Souce: "Beyond the Orphanage", Peggy Thomsan Greenwood, 1991

The article above didn't provide the boundaries of the Carr Square neighborhood that was studied by the Civic League. I realized it may not have included the tenements my great great grandparents lived in, but since they lived near the park with the same name, I knew it was likely close.

I searched online through some local library catalogs looking for this report. I had no luck, and broadened my search, and struck paydirt - I found a report online - at Harvard, of all places.

Housing Conditions in St. Louis, Report of the Housing Committee of the Civic League of St. Louis, 1908

I downloaded it. In my glance through the 90 pages I am unable to find a reference to the Carr Square neighborhood, so I'm not positive it is the report referenced in the article on orphanages. It's possible Carr Square was mentioned in an associated report. However there are almost 90 pages on a section of St. Louis City that lay a couple blocks East of where Sam and Rose Newmark lived. The study says the area is representative, though of other sections of the city.

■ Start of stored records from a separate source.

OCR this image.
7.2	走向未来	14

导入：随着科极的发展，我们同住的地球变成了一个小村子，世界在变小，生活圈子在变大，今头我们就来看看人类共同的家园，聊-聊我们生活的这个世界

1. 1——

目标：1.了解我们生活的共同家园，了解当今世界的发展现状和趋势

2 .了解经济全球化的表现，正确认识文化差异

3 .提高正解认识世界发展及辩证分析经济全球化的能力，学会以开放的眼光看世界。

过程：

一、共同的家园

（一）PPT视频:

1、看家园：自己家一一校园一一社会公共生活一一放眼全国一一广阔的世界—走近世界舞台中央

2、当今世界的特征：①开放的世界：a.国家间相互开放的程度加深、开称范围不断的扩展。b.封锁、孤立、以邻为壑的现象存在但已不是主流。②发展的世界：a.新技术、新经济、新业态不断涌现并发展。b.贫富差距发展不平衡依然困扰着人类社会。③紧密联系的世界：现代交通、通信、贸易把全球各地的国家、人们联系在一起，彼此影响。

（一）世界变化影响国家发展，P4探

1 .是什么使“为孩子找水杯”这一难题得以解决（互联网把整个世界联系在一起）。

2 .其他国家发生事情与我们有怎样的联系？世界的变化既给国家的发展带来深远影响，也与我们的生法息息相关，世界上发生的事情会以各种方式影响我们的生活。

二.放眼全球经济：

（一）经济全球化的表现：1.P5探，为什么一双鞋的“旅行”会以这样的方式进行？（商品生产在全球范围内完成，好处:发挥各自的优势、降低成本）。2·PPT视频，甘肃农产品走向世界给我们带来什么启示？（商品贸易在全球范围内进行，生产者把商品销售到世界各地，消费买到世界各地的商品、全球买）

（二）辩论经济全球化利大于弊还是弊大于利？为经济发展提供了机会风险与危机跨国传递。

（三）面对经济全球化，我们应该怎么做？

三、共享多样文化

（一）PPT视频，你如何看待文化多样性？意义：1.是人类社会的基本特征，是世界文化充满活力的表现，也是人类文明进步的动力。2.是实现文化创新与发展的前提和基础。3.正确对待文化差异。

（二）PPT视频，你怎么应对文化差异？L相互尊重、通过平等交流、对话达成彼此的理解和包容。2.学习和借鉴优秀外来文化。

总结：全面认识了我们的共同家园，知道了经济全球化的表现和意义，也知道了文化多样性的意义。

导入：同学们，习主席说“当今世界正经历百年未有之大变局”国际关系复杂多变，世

Here's the map of the area the study did cover:


7th and 14th Streets are the East/West borders. While Sam and Rose were outside the boundaries, within the boundaries is the corner of 8th Street and Biddle where my other great-great-grandparents, Selig and Annie Feinstein, lived between 1896 and 1906. (It's a little hard to read, but Biddle Street is the second street from the right on the map) My great-great grandparents Morris and Minnie Cruvant lived at 7th and Biddle in 1897. And the last set of my paternal great-great grandparents, Morris and Mollie Blatt, lived at 10th and Biddle in 1896. It's possible the conditions were different ten years prior to the study when the Blatts and Cruvants lived there. I doubt they were very different for the Feinsteins two years prior to the study.

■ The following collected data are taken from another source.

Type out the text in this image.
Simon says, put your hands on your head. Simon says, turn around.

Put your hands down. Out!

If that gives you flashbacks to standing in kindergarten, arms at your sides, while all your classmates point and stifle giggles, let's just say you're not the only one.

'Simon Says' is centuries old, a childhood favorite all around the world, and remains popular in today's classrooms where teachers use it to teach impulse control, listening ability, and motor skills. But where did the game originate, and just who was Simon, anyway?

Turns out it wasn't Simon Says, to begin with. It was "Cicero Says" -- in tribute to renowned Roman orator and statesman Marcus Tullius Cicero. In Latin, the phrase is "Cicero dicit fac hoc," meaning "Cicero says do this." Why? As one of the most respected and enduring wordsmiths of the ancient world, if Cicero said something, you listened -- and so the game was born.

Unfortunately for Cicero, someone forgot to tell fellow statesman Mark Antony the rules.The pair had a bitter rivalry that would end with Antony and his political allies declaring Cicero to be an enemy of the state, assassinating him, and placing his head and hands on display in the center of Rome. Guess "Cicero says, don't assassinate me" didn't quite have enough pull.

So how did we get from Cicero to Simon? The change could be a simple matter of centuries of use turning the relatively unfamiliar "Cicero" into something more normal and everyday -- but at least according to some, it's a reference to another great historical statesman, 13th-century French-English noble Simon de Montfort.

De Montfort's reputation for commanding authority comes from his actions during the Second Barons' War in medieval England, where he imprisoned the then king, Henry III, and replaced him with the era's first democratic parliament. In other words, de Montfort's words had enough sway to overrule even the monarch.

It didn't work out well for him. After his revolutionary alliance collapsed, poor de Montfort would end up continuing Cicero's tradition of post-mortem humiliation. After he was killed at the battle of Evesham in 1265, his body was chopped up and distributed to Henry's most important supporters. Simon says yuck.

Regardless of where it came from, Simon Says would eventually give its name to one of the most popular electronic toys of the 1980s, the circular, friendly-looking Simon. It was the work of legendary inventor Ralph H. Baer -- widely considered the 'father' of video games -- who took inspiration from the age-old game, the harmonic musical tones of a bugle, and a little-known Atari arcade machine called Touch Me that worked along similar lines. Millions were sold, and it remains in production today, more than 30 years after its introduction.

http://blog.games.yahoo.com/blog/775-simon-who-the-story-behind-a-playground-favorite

The disturbing image of a shared wall between a privy and a bakery oven, which I posted on Wednesday, came from this report. There are other equally disturbing images, and descriptions. It's difficult to imagine living under these conditions, but it is clear half of my ancestors at least did so in the early 1900s.

As a historical note -- if you look at the Google Maps image above, you will notice the area west of 20th Street bordered today by Cass and MLK Jr. Drive, there is a lot of land unbroken by roads. In the 1950s the buildings there were torn down and an infamous housing project was built by the same architect who would later build the World Trade Center -- Pruitt-Igoe.

Note: Further reading of the report indicates the statistics in the report match up with those in the paragraph quoted from "Beyond the Orphanage" - therefore the "Carr Square" neighborhood references the entire neighborhood covered by the 1908 report.

1 comment:

  1. Some of my ancestors were in that same general area (e.g., Cass, Biddle) before moving a few blocks westward and then, not surprisingly, getting the heck out of the neighborhood altogether. A hundred years later and it's somewhat improved (can it be worse than the description you quoted?), but have you ever gotten out of your car there?